Tant pis pour Lombok et ses plages de sable blanc. Puisque tout est long et compliqué pour aller de Lovina à Gili Air je termine ce séjour balinais à Amed au levant de Bali au pied du Gunung Agung qui culmine à 3142 m(*). Après tout rien ne me condamne à tout voir et à tout faire. Pour une fois voyager lentement ! J’ai été longtemps de ceux qui veulent tout consommer d’un pays en deux semaines. Les vacances marathon, la course contre la montre, le programme qui ne souffre d’aucun retard… fini pour moi. Et tant pis si je n’ai pas vu le coucher de soleil sur le Tanah Lot, si je n’ai pas gravi le Rinjani ou que sais-je encore. Il y a du plaisir et de la connaissance ailleurs que dans le patrimoine. Ces cadres étroits de ce qui faut voir (et donc ne pas voir), ce diktat des guides de voyage à quelque chose d’épuisant.

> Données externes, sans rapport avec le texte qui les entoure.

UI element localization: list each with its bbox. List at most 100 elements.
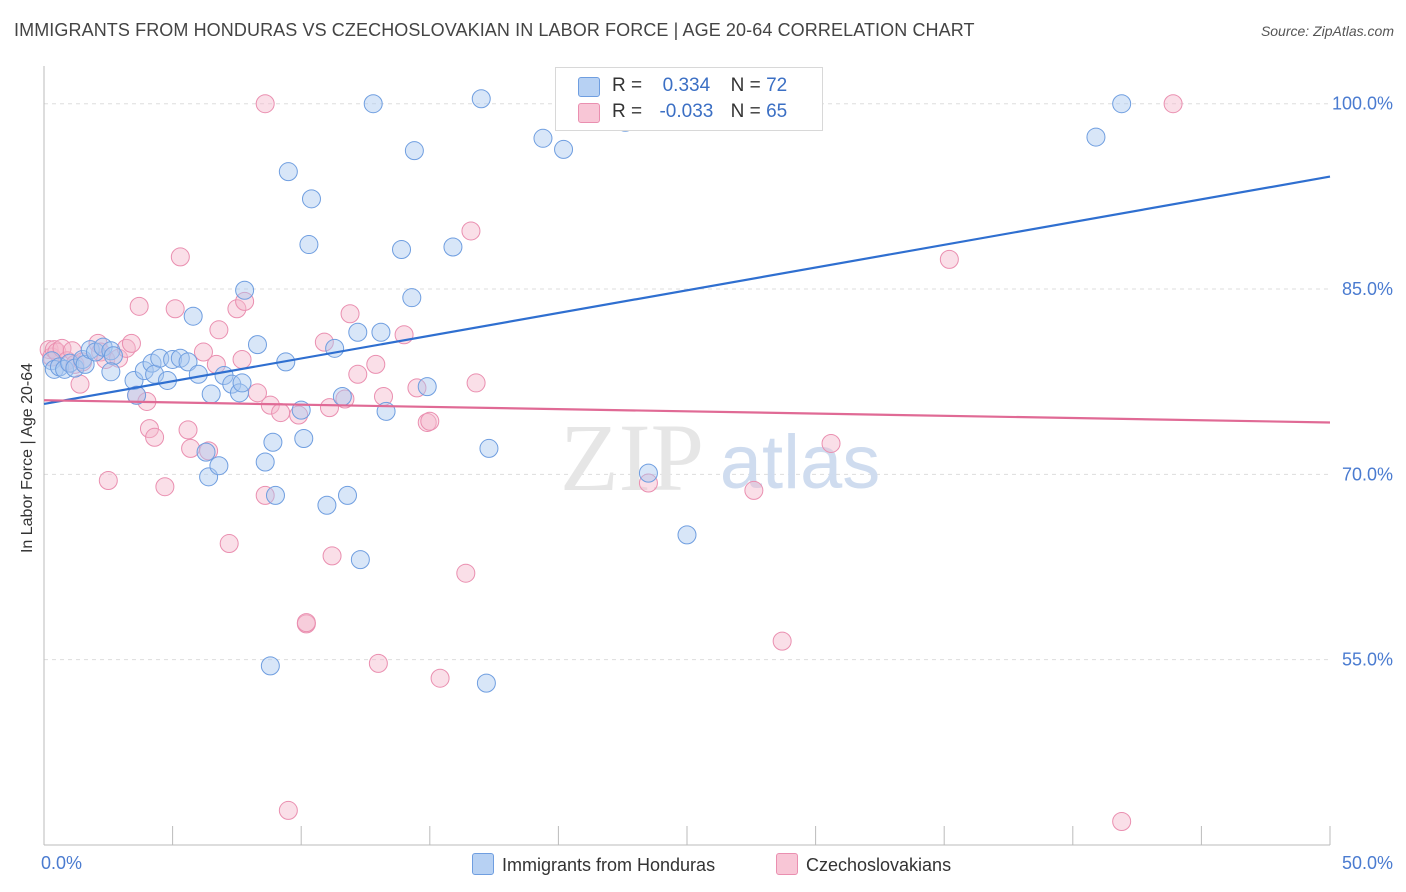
point-honduras — [183, 306, 203, 326]
point-honduras — [247, 335, 267, 355]
point-honduras — [163, 349, 183, 369]
point-honduras — [317, 495, 337, 515]
point-czechoslovakians — [289, 405, 309, 425]
point-honduras — [260, 656, 280, 676]
point-honduras — [55, 359, 75, 379]
point-czechoslovakians — [255, 485, 275, 505]
point-honduras — [476, 673, 496, 693]
point-czechoslovakians — [232, 349, 252, 369]
point-czechoslovakians — [466, 373, 486, 393]
point-czechoslovakians — [744, 480, 764, 500]
bottom-legend-honduras[interactable]: Immigrants from Honduras — [472, 853, 715, 876]
point-honduras — [232, 373, 252, 393]
point-honduras — [299, 235, 319, 255]
point-honduras — [235, 280, 255, 300]
y-tick-label: 70.0% — [1342, 464, 1393, 484]
point-czechoslovakians — [772, 631, 792, 651]
point-honduras — [49, 357, 69, 377]
point-honduras — [417, 377, 437, 397]
point-czechoslovakians — [314, 332, 334, 352]
watermark-zip: ZIP — [560, 404, 704, 511]
point-czechoslovakians — [209, 320, 229, 340]
point-honduras — [124, 370, 144, 390]
point-honduras — [101, 341, 121, 361]
trendline-czechoslovakians — [43, 399, 1331, 424]
point-honduras — [554, 139, 574, 159]
point-honduras — [75, 354, 95, 374]
legend-label-czechoslovakians: Czechoslovakians — [806, 855, 952, 875]
point-czechoslovakians — [1163, 94, 1183, 114]
point-czechoslovakians — [129, 296, 149, 316]
point-honduras — [178, 352, 198, 372]
point-honduras — [278, 162, 298, 182]
legend-r-label: R = — [612, 75, 643, 96]
point-czechoslovakians — [121, 333, 141, 353]
legend-n-value: 65 — [766, 101, 788, 122]
trendline-honduras — [43, 175, 1331, 406]
point-honduras — [134, 361, 154, 381]
point-honduras — [337, 485, 357, 505]
legend-r-value: 0.334 — [662, 75, 711, 96]
x-tick-label: 0.0% — [41, 853, 82, 873]
point-honduras — [188, 364, 208, 384]
point-honduras — [402, 288, 422, 308]
legend-n-label: N = — [730, 75, 761, 96]
point-honduras — [638, 463, 658, 483]
point-czechoslovakians — [255, 94, 275, 114]
point-honduras — [471, 89, 491, 109]
point-honduras — [350, 550, 370, 570]
watermark: ZIP atlas — [560, 404, 880, 511]
point-honduras — [404, 141, 424, 161]
point-honduras — [443, 237, 463, 257]
legend-n-value: 72 — [766, 75, 788, 96]
point-honduras — [1086, 127, 1106, 147]
point-czechoslovakians — [193, 342, 213, 362]
legend-n-label: N = — [730, 101, 761, 122]
legend-label-honduras: Immigrants from Honduras — [502, 855, 716, 875]
point-czechoslovakians — [430, 668, 450, 688]
y-tick-label: 100.0% — [1332, 94, 1393, 114]
point-czechoslovakians — [939, 249, 959, 269]
legend-swatch-pink — [776, 853, 798, 875]
point-honduras — [301, 189, 321, 209]
point-czechoslovakians — [319, 398, 339, 418]
legend-r-value: -0.033 — [659, 101, 714, 122]
point-czechoslovakians — [461, 221, 481, 241]
point-czechoslovakians — [348, 364, 368, 384]
point-honduras — [677, 525, 697, 545]
tick-labels: 55.0% 70.0% 85.0% 100.0% 0.0% 50.0% — [41, 94, 1393, 873]
point-honduras — [294, 429, 314, 449]
point-honduras — [103, 346, 123, 366]
point-honduras — [255, 452, 275, 472]
point-honduras — [201, 384, 221, 404]
series-honduras — [42, 89, 1132, 693]
point-honduras — [363, 94, 383, 114]
point-honduras — [101, 362, 121, 382]
axis-layer — [43, 66, 1331, 846]
point-czechoslovakians — [278, 800, 298, 820]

A la place, bercé par les vagues qui se brisent contre les récifs de lave noire je me suis reposé d’années de labeur et, délassé, jai trouvé le courage de lire des ouvrages ardus. J’ai repris cet après-midi la lecture de «Déchiffrer l’économie». Au chapitre sur la monnaie et le crédit Denis Clerc réfute la thèse d’une monnaie instrument qui serait neutre. Il y voit entre autres un pouvoir extraordinaire parceque masqué, voilé. «Lorsque le touriste occidental achète à bon compte le bijou fabriqué par l’artisan marocain, le rapport d’exploitation n’est pas visible ; en apparence, l’échange est égal, il a payé le prix. Mais en fait, derrière l’échange monétaire, se cachent des rapports de force qui, s’ils s’exprimaient crûment, rendraient la situation explosive.»(**)
Le credo anti-libéral qui inspire son livre – je vais résumer énormément – affirme que puisque le capitalisme est le modèle incontournable, il faut que le politique maîtrise l’économique. Par exemple que les coûts sociaux engendrés par certains produits ou comportements (pollution, mauvaise gestion sociale…) soient supportés par ceux qui en sont responsables (producteurs et consommateurs) et non par la collectivité. Selon lui c’est la meilleure façon de faire disparaître les comportements à risque pour la société. Son ouvrage est doublement éclairant. Il vulgarise les notions d’économie qui nous sont trop souvent étrangères (les entreprises, le capital, les dépenses publiques, l’OMC, la politique agricole, les marchés financiers, la mondialisation, le chômage…) et il montre à quel point ces notions ne sont pas seulement des outils techniques mais induisent volontairement ou non des choix politiques donc de société.
(*) Lovina-Amed. 9 €. Shuttle privée (non Perama). 2h30. A Amed Hotel Waenis. Splendide vue sur la crique et le volcan. 15 € ch. 5.
(**) Denis Clerc, Déchiffrer l’économie. p. 166. 16e édition. Ch. 4 la monnaie et le crédit. Je le conseille à tous.